Welschriesling Beerenauslese, Artisan Wines, Neusiedlersee DAC, Austria
It is very sweet but also very fresh so the balance is excellent. Honey and marmalade from the botrytised grapes, a high viscosity. A superb wine with dessert, cheese or on its own. 9 % of alcohol.
Red wines from zweigelt
Zweigelt Reserve Ried Luckenwald 2018, Gebrüder Nittnaus, Neusiedlersee DAC Reserve, Austria
Dark, dense fruit, some oak and a pleasant spiciness. Relatively light in structure with a good balance. Highly enjoyable.
Zweigelt 2018, Weingut Pöckl, Neusiedlersee DAC Reserve, Austria
Very dark and dense colour. It is very concentrated and intense, with plenty of tannins and a fresh acidity. There’s cherry fruit and some oak aromas. It is full-bodied enough to be balanced but would benefit from being a little less concentrated. But I like it nevertheless.
Zweigelt 2019, Allacher Vinum Pannonia, Neusiedlersee DAC, Austria
Relatively light in colour. Pleasant light and fruity style but with good intensity in the aromas with ripe berries. It is structured with a rather soft finish.
Zweigelt 100 days 2018, Keringer Massiv Wines, Neusiedlersee DAC Reserve, Austria
Dense, concentrated fruit. Good length, acidity, spicy and herbal aromas. The wine has 100 days of extraction, which gives concentration and a slight dryness in the finish.
Zweigelt Ried Seeweingärten 2017, Weingut Lentsch, Neusiedlersee DAC Reserve, Austria
Light in style with a dominance of red berries and some oak on the nose. Fruity, spicy and elegant on the palate with intense aromas. Excellent.

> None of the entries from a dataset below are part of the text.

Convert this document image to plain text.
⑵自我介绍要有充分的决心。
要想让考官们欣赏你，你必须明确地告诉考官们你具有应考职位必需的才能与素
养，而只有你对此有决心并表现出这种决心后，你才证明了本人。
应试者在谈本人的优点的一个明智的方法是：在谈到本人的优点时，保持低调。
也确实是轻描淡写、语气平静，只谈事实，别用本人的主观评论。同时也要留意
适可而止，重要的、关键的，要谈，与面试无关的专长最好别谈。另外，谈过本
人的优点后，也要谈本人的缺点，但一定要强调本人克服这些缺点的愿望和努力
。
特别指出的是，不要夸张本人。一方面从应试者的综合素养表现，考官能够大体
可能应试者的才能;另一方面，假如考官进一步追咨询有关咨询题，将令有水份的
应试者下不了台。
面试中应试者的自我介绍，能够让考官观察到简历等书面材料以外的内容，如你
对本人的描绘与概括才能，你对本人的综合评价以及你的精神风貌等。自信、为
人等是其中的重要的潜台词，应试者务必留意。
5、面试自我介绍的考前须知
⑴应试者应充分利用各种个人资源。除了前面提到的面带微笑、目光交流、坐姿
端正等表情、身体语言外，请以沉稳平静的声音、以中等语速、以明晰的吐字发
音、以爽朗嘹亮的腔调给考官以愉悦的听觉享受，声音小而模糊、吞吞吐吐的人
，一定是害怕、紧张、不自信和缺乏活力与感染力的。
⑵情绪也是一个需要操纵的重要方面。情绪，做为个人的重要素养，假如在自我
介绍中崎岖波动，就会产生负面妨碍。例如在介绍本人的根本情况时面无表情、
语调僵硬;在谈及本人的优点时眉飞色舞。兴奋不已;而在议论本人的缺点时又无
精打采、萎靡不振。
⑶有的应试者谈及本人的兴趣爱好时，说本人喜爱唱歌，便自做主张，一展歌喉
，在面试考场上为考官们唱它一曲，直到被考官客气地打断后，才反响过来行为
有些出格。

Zweigelt 2019, Hannes Reeh, Neusiedlersee DAC, Austria
Fairly light in colour, with red berries, ripe fruit, almost overripe, but not too much, there’s a good balance and tannins for the structure. Quite enjoyable.
Zweigelt 2019, Salzl Seewinkelhof, Neusiedlersee DAC, Austria
Fresh and aromatic, lots of fruit, full-bodied, refreshing in taste. Excellent.
Zweigelt 2019, Moser Weine, Neusiedlersee DAC, Austria
Ripe, crushed cherries and prunes on the nose. Savoury, spicy on the palate, slightly volatile. (8.50 euros)
Artisan Wines 2018 Neusiedlersee DAC Reserve, Austria
Lots of dark cherries and red berries, good structure although light and elegant in style. Very balanced and very drinkable.
Other red wines
Sankt Laurent 2019, Ried Herrschaftswald, Markus Iro, Burgenland, Austria
Fresh herbs and dark fruit mingle with some oak aromas. It is refreshing on the palate. Pleasant and unpretentious.
Blaufränkisch Ried Ungerberg 2017, Georg Preisinger, Burgenland, Austria
Concentrated aromas, dense fruitiness, black currants, fresh herbs, sour cherries. It is structured with noticeable tannins and, in the finish, lovely refreshing fruit with even a mouthwatering acidity.
To end this tasting, we had something quite special: a sparkling red zweigelt.
Reehbellion Zweigelt Schaumwein, Hannes Reeh, Austria
This slightly odd sparkling wine with added carbon dioxide has a really dark colour and a lot of foam when you pour it. It is packed with dark fruit; it’s dry and quite structured. A versatile variety, zweigelt.